A wavelet approach to modelling the evolutionary dynamics across ordered replicate time series

Experimental time series data collected across a sequence of ordered replicates often crop up in many fields, from neuroscience to circadian biology. In practice, it is natural to observe variability across time in the dynamics of the underlying process within a single replicate and wavelets are essential in analysing nonstationary behaviour. Additionally, signals generated within an experiment may also exhibit evolution across replicates even for identical stimuli.

We propose the Replicate-Evolving Locally Stationary Wavelet process (REv-LSW) which gives a stochastic wavelet representation of the replicate time series. REv-LSW yields a natural desired time- and replicate-localisation of the process dynamics, capturing nonstationary behaviour both within and across replicates, while accounting for between-replicate correlation.
Firstly, we rigorously develop the associated wavelet spectral estimation framework along with its asymptotic properties for the particular case that replicates are uncorrelated. Next, we crucially develop the framework to allow for dependence between replicates. By means of thorough simulation studies, we demonstrate the theoretical estimator properties hold in practice.
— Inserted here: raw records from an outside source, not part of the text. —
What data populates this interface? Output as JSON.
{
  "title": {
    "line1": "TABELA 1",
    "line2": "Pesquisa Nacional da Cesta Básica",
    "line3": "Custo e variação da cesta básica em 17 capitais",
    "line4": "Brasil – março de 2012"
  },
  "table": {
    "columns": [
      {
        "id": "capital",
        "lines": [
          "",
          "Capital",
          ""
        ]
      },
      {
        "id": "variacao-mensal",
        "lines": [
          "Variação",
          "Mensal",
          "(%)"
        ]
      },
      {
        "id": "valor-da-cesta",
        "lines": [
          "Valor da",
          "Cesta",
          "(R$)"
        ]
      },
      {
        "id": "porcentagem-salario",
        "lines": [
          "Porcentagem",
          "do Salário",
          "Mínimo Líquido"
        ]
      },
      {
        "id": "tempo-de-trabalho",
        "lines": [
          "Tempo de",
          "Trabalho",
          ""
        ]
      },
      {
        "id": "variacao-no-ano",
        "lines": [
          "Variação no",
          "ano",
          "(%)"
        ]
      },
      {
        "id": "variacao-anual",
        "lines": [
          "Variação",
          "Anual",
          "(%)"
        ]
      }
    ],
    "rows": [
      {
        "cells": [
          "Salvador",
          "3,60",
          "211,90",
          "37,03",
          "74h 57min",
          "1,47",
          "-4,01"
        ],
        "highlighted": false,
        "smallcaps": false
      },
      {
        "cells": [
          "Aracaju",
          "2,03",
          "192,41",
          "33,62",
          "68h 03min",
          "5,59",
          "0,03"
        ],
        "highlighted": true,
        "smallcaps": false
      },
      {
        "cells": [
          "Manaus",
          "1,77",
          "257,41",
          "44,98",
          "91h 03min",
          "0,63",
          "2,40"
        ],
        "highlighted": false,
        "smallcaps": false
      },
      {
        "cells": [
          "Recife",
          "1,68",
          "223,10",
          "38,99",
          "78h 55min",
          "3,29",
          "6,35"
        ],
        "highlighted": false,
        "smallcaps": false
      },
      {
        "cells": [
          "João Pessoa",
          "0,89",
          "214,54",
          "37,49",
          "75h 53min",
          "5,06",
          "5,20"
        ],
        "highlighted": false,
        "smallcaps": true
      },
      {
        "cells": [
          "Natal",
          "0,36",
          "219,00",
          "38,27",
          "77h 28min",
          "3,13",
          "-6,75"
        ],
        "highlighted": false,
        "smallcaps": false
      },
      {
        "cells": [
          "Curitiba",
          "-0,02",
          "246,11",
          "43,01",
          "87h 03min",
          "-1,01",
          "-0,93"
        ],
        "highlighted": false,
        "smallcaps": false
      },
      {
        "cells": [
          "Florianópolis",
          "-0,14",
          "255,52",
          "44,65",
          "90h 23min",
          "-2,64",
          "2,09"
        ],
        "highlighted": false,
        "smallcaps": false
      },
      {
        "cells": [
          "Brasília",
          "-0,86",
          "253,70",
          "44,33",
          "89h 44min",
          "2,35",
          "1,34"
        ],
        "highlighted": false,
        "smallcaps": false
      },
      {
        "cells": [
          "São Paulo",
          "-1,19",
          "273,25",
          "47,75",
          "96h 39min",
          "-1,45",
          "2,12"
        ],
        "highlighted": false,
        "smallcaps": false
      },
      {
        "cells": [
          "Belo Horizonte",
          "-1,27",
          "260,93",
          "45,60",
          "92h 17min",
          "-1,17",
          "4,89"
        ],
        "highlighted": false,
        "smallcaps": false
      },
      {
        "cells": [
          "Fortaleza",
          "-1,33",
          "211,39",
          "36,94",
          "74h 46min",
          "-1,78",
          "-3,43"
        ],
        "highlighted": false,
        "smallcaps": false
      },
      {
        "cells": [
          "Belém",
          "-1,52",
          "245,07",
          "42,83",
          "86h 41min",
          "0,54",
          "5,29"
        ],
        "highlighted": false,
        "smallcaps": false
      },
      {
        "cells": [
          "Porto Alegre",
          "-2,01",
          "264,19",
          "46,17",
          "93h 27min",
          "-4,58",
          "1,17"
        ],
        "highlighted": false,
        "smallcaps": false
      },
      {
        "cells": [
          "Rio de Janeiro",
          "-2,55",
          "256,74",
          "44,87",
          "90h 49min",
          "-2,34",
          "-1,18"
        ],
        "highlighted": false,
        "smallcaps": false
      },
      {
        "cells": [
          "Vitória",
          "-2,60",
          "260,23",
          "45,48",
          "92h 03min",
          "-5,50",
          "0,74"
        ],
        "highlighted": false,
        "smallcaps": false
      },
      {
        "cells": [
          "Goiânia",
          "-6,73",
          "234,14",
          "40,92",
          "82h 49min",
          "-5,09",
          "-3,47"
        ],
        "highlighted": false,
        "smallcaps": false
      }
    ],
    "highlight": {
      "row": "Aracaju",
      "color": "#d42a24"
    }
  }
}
Finally, it is unreasonable to make the typical assumption that all replicates stem from the same process if a replicate spectral evolution exists. Thus, we propose two novel tests that assess whether a significant replicate-effect is manifest across the replicate time series. Our modelling framework uses wavelet multiscale constructions that mitigate against the potential nonstationarities, across both times and replicates. Thorough simulation studies prove both tests to be flexible tools and allow the analyst to accordingly tune their subsequent analysis.

Throughout this thesis, our work is motivated by an investigation into the evolutionary dynamics of brain processes during an associative learning experiment. The neuroscience data analysis illustrates the utility of our proposed methodologies and demonstrates the wider experimental data analysis achievable that is also of benefit to other experimental fields, e.g. circadian biology, and not just the neurosciences.